Second, of course, is the point that the carried interest is not itself a return on a capital investment. A carried interest is usually 20% of the partnership’s profits which is the agreed upon compensation for the general manager of the fund (hedge funds, private equity funds, etc.) on top of the management fee which is generally 2% of assets under management. Managers’ payments are set up this way in order to let the service partner claim a lower tax rate on the vast majority of the compensation paid to it for its services. But service partners who receive an allocation of partners in payment of their “carried interest” are not receiving a return on a capital investment. They generally have made no capital investment (and even if they have, that is separate from the carried interest allocation). They are receiving compensation for services but attempting to use the partnership pass-through to arbitrage that ordinary income into capital gains treatment at a much lower tax rate. In other words, the game with carried interest is to claim that a partner who provides services to a partnership can be paid a percentage of the profits (income or gains) from the partnership and be treated as getting a pass-through of partnership income and gains rather than being treated as getting compensation for services taxable at ordinary rates, even though that partner has made no contribution to capital on which to get an allocation of partnership income. The tax treatment of such profits interests has been unclear in the caselaw and authorities, so it is time to resolve it and do so in a way that prevents this ordinary-capital arbitrage use of partnerships. It’s a fairly easy question to see that fairness and economic efficiency favor taxing that compensation at ordinary rates just like other workers are taxed.

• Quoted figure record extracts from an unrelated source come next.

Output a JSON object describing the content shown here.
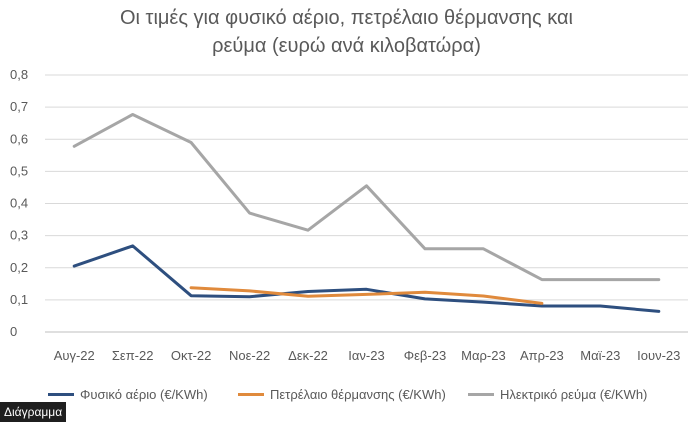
{
  "chart_data": {
    "type": "line",
    "title_lines": [
      "Οι τιμές για φυσικό αέριο, πετρέλαιο θέρμανσης και",
      "ρεύμα (ευρώ ανά κιλοβατώρα)"
    ],
    "categories": [
      "Αυγ-22",
      "Σεπ-22",
      "Οκτ-22",
      "Νοε-22",
      "Δεκ-22",
      "Ιαν-23",
      "Φεβ-23",
      "Μαρ-23",
      "Απρ-23",
      "Μαϊ-23",
      "Ιουν-23"
    ],
    "y_ticks": [
      "0",
      "0,1",
      "0,2",
      "0,3",
      "0,4",
      "0,5",
      "0,6",
      "0,7",
      "0,8"
    ],
    "ylim": [
      0,
      0.8
    ],
    "grid": true,
    "legend_position": "bottom",
    "series": [
      {
        "name": "Φυσικό αέριο (€/KWh)",
        "color": "#2e4f7f",
        "values": [
          0.205,
          0.268,
          0.113,
          0.11,
          0.126,
          0.133,
          0.103,
          0.093,
          0.081,
          0.081,
          0.064
        ]
      },
      {
        "name": "Πετρέλαιο θέρμανσης (€/KWh)",
        "color": "#e08a3c",
        "values": [
          null,
          null,
          0.138,
          0.128,
          0.111,
          0.117,
          0.124,
          0.112,
          0.089,
          null,
          null
        ]
      },
      {
        "name": "Ηλεκτρικό ρεύμα (€/KWh)",
        "color": "#a6a6a6",
        "values": [
          0.578,
          0.677,
          0.59,
          0.37,
          0.317,
          0.455,
          0.259,
          0.259,
          0.163,
          0.163,
          0.163
        ]
      }
    ]
  },
  "caption_tag": "Διάγραμμα"
}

Rutledge argues that the carried interest provision would go against “two long-accepted tax practices” of the preferential capital gains rate and the pass-through treatment of partnerships. I’d counter that

1. the preferential capital gains rate has had ups and downs, ranging from complete elimination in the 1986 tax reform act, to rates much closer to ordinary income rates at various times. The capital gains preference is difficult to justify, has no clear scope, and creates arbitrage opportunities that make enforcement difficult. It would be just as good to say that the preference for capital gains has had a troubled history and this is one place where it behooves Congress to make clear that it doesn’t apply.

2. the pass-through treatment of partnerships works for those who have a capital interest in the partnership, but the treatment of profits interests has a long history of uncertainty, in part because it seems to convert what should be ordinary income into capital gains, counter to fundamental tax principles about maintaining characterization of income. It behooves Congress to clarify that such a profits interest is ordinary income taxable at ordinary income rates.

3. further, there is a fundamental concept of equity in the income tax system, and equity demands that those who provide services be treated similarly. If an hourly worker is taxed at ordinary rates on the compensation he receives, then a fund manager should be taxed at ordinary rates on the compensation he receives for providing services. Those fairness principles are more important than the uncertain and weak arguments Rutledge provides ostensibly from economic efficiency in favor of tax subsidies for long-term investments (even though, as I have said, there is no long-term investment to be subsidized in the profits interest in the first place; not to mention that a more efficient tax system would, of course, tax all income at the same rate, and avoid the possibility of mischaracterization, characterization disputes, or arbitrage between character types).

PS if you want to get into the mind of a hedge fund manager, you might enjoy this. Mark Ames, Top Billionaire Hedge Funder Sees Himself as a Hyena Devouring Wildebeests, The Exiled, May 22, 2010 (discussing Ray Dalio, the hedge fund manager that made $780 million in 2008) (hat tip to The Something Awful Forums).